Kota Mojokerto, Kabarterdepan.com – Dalam demokrasi yang sehat, kekuasaan harus diawasi, bukan dibiarkan tanpa kontrol. Di sinilah fungsi pers sebagai watchdog (anjing penjaga / jurnalisme pengawas) yang menggonggong saat terjadi pelanggaran, dan menggigit saat kebenaran dibungkam.
Dalam konteks demokrasi, pers sering disebut sebagai “watchdog” karena berperan sebagai pengawas independen terhadap pemerintah dan lembaga publik lainnya.
Fungsi ini dijalankan melalui jurnalisme investigasi dan pelaporan yang kritis, bertujuan untuk memastikan akuntabilitas dan transparansi.
“Ketika kekuasaan berbelok arah dan keadilan terpinggirkan, di situlah pers harus berdiri tegak, menggonggong, memperingatkan, bahkan menggigit,” ujar Andy Yuwono, wartawan madya sekaligus pendiri Kabarterdepan.com.
Jurnalisme Pengawas (Watchdog Journalism)
Ini adalah bentuk jurnalisme yang berfokus pada pengungkapan praktik-praktik yang tidak benar, korupsi, atau penyalahgunaan kekuasaan oleh pihak-pihak yang berkuasa.
Fungsi Pengawasan :
Pers sebagai “watchdog” bertugas untuk:
1. Mengawasi tindakan pemerintah dan lembaga publik.
2. Mengungkap praktik korupsi, penyalahgunaan wewenang, dan ketidakadilan.
3. Memastikan transparansi dan akuntabilitas dalam pemerintahan.
4. Memberikan informasi yang akurat dan berimbang kepada masyarakat.
Pentingnya dalam Demokrasi
Dalam sistem demokrasi, pers yang bebas dan independen sangat penting untuk menjaga keseimbangan kekuasaan dan memastikan bahwa pemerintah bertanggung jawab kepada rakyat.
Jurnalisme Investigasi
Watchdog journalism sering kali melibatkan jurnalisme investigasi, di mana wartawan melakukan penelitian mendalam dan melacak informasi untuk mengungkap kebenaran.

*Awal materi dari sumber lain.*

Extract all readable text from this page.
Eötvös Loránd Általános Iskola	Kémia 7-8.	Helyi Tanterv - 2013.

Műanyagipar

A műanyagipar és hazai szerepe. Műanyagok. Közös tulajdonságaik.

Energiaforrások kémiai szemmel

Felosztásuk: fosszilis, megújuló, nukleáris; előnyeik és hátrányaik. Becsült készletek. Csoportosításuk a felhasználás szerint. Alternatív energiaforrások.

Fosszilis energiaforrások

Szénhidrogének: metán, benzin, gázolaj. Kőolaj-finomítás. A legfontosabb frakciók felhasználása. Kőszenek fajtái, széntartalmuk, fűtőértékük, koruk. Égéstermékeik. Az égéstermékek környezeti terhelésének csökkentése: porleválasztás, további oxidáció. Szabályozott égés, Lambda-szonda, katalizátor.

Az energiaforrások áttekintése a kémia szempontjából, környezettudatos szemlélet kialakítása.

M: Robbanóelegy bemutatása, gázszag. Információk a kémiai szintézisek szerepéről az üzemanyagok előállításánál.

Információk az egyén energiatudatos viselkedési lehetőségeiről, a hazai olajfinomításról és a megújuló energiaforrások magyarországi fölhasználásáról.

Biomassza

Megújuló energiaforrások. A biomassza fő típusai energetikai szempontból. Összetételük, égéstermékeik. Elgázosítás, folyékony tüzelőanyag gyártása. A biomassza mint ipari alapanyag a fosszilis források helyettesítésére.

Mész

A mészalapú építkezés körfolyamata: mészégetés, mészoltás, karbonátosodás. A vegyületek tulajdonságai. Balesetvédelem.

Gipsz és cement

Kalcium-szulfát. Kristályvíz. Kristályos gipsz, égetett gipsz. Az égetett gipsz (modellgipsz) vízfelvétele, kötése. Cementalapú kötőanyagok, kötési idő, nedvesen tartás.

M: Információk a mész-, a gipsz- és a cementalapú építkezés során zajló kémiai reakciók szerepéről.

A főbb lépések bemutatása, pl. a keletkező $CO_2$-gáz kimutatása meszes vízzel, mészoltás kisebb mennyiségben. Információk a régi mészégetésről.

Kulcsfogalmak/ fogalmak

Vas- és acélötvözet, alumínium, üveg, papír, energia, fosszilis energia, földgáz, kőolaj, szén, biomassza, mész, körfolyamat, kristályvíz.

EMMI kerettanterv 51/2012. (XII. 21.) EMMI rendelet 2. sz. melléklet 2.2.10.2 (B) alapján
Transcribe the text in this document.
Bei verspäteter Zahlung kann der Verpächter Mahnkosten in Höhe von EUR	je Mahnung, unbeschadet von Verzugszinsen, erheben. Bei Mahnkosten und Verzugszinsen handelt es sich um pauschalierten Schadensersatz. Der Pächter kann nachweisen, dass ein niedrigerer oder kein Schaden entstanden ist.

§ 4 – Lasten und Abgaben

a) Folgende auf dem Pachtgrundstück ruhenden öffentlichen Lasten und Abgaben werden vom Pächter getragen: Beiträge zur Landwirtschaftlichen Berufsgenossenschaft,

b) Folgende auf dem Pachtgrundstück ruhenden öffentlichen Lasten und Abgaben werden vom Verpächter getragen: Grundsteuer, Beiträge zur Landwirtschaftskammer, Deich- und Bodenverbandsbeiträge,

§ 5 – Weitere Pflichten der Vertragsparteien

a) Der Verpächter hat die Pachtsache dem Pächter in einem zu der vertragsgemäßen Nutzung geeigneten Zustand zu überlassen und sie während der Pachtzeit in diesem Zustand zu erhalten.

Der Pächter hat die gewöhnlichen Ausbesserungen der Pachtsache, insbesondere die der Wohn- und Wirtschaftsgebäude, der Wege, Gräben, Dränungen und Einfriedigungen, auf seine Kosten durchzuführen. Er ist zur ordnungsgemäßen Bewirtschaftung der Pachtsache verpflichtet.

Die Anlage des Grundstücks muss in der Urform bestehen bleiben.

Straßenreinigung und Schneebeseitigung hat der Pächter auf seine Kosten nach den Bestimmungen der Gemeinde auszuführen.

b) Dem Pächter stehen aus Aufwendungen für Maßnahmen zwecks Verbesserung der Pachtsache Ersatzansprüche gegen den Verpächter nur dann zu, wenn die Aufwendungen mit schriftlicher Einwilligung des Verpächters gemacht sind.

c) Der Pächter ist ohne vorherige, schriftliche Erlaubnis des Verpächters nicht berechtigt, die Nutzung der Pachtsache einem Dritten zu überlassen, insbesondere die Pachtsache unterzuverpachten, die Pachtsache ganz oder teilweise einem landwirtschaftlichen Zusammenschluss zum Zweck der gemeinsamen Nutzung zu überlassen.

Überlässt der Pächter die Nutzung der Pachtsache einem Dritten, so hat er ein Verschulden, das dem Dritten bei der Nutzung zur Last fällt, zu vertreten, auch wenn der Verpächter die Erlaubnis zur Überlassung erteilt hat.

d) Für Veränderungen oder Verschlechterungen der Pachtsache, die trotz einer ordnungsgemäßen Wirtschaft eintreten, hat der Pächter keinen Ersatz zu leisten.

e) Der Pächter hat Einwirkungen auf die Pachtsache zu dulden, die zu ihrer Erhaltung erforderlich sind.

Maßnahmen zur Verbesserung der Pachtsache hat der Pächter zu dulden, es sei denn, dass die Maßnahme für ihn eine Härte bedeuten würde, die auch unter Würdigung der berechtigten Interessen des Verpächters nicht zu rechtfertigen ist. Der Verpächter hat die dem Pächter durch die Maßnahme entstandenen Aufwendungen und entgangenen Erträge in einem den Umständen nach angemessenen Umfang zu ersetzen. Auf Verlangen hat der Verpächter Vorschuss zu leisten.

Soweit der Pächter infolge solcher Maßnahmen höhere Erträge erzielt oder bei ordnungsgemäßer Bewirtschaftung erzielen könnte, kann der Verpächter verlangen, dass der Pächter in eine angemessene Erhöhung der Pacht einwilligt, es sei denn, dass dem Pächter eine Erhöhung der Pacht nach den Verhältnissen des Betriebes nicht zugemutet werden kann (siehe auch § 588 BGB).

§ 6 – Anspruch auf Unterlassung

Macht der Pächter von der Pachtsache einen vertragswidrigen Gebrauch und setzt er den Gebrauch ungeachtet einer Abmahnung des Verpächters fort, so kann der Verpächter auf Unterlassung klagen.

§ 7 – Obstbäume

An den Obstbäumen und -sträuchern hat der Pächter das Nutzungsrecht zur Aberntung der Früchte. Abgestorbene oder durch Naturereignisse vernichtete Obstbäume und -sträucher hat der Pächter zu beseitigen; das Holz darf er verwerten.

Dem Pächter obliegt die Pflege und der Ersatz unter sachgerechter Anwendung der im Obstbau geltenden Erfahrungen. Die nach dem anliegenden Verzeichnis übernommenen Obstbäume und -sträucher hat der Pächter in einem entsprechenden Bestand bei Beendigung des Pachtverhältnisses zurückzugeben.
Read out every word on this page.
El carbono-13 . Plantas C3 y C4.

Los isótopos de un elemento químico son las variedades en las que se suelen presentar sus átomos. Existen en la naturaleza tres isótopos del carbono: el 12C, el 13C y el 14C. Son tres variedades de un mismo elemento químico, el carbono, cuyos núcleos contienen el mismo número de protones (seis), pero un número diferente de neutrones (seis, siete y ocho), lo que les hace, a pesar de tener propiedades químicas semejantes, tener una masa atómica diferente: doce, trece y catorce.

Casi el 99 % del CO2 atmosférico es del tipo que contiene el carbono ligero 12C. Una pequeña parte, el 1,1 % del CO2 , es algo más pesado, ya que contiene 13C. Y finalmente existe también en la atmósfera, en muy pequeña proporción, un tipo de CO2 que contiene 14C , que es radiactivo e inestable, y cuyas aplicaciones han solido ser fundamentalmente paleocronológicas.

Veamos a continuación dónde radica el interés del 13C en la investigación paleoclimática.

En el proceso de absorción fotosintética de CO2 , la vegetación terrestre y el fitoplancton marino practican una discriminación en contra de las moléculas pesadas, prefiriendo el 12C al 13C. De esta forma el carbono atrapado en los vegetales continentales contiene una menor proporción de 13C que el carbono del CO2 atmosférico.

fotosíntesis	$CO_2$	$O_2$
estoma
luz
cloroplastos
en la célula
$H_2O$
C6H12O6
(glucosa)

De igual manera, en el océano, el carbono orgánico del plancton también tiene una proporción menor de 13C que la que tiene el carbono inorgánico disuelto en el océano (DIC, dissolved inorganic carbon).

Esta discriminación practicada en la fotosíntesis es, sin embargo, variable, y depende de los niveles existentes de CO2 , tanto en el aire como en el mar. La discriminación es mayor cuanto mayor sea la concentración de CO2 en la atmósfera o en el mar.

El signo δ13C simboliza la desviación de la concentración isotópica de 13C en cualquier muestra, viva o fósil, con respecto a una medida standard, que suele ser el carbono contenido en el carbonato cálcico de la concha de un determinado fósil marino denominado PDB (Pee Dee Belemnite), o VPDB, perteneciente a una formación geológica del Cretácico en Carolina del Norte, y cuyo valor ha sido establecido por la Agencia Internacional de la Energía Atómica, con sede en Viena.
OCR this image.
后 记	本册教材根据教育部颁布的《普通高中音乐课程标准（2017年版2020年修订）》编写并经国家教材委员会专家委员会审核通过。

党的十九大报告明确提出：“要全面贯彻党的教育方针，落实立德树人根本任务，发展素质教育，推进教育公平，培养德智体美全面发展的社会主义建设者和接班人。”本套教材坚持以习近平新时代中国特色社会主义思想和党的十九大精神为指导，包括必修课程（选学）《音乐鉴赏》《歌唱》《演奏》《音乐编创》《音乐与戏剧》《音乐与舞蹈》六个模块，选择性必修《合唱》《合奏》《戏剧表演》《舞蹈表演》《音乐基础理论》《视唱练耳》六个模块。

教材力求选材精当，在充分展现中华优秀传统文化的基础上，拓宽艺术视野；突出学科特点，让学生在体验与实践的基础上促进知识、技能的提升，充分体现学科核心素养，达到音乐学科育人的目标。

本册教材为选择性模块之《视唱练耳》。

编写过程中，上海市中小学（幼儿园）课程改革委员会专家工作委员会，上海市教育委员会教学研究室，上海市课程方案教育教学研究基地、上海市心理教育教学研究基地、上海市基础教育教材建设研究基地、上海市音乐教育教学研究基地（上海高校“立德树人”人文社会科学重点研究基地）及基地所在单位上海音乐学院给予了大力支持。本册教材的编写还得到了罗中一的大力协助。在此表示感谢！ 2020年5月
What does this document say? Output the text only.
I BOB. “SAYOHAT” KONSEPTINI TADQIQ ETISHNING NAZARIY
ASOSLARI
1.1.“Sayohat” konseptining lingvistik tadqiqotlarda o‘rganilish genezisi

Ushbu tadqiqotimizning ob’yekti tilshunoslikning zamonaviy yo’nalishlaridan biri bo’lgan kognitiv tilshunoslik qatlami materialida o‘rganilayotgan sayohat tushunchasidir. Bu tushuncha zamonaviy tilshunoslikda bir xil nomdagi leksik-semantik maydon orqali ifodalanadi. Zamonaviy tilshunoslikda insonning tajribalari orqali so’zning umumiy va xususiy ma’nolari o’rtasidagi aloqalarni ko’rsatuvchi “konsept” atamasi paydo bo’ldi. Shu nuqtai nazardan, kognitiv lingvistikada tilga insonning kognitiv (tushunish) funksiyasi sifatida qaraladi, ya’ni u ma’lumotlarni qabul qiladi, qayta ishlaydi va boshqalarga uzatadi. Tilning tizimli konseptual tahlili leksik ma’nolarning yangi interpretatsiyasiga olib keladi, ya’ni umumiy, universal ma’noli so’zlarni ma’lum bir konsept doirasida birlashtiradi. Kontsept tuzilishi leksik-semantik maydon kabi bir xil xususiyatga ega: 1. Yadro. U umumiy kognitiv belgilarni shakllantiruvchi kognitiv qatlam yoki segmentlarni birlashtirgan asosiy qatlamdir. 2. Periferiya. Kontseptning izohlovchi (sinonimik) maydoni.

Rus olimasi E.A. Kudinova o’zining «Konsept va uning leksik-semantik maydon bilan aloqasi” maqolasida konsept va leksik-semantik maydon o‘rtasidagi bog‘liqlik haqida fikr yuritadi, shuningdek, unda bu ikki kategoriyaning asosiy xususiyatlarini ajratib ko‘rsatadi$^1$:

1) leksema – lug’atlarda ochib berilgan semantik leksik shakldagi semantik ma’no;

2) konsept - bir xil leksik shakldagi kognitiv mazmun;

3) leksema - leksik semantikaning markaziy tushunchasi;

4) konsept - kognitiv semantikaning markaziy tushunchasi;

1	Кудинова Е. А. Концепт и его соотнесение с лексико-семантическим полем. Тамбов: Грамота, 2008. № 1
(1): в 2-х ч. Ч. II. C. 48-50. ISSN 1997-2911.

Demokrasi Tanpa Watchdog adalah Demokrasi Palsu
Andy Yuwono menegaskan bahwa pers yang bebas dan berani adalah syarat utama dari demokrasi yang otentik. Tanpa fungsi pengawasan dari media, ruang publik akan dipenuhi manipulasi informasi dan ketimpangan kekuasaan.
“Demokrasi tanpa watchdog adalah demokrasi palsu. Pers harus menjadi mata dan telinga rakyat, sekaligus suara nurani publik. Ketika kebenaran dibungkam, di situlah media harus paling lantang bersuara,” tegas Andy Yuwono.
Andy juga mengimbau agar setiap jurnalis yang menjalankan tugas secara profesional agar tidak hanya dilindungi, tapi dihormati. Pers bukan musuh kekuasaan, melainkan mitra demokrasi.
Di Tengah Hoaks dan Polarisasi, Watchdog Semakin Dibutuhkan
Dalam era digital, di mana hoaks menyebar lebih cepat dari fakta, dan opini publik mudah dimanipulasi, kehadiran media independen dan watchdog sangat dibutuhkan. Pers harus hadir sebagai filter kebenaran dan jembatan antara rakyat dan kekuasaan.
“Kami bukan sekadar menyampaikan berita. Kami menjaga akal sehat masyarakat dan integritas bangsa. Kami berdiri sebagai penjaga kebenaran,” tegas Andy Yuwono.
Ketua Umum PWI Pusat Hendry CH Bangun: Jangan Takut Menggigit
Ketua Umum PWI Pusat Hendry CH Bangun juga menyuarakan hal serupa. Menurutnya, jurnalisme tidak boleh kehilangan keberaniannya dalam menyuarakan kepentingan publik.
“Jurnalisme bukan profesi untuk orang penakut. Kita bukan pencari sensasi, tapi pencari kebenaran. Dan kebenaran sering kali membuat yang berkuasa tidak nyaman,” ujar Hendry kepada Kabarterdepan.com.
Watchdog: Fungsi, Tanggung Jawab, dan Tantangan
Watchdog journalism (jurnalisme pengawas) tidak hanya soal keberanian, tapi juga integritas, akurasi, dan tanggung jawab sosial. Pers harus terus berpedoman pada Kode Etik Jurnalistik, UU Pers Nomor 40 Tahun 1999, dan semangat melayani publik.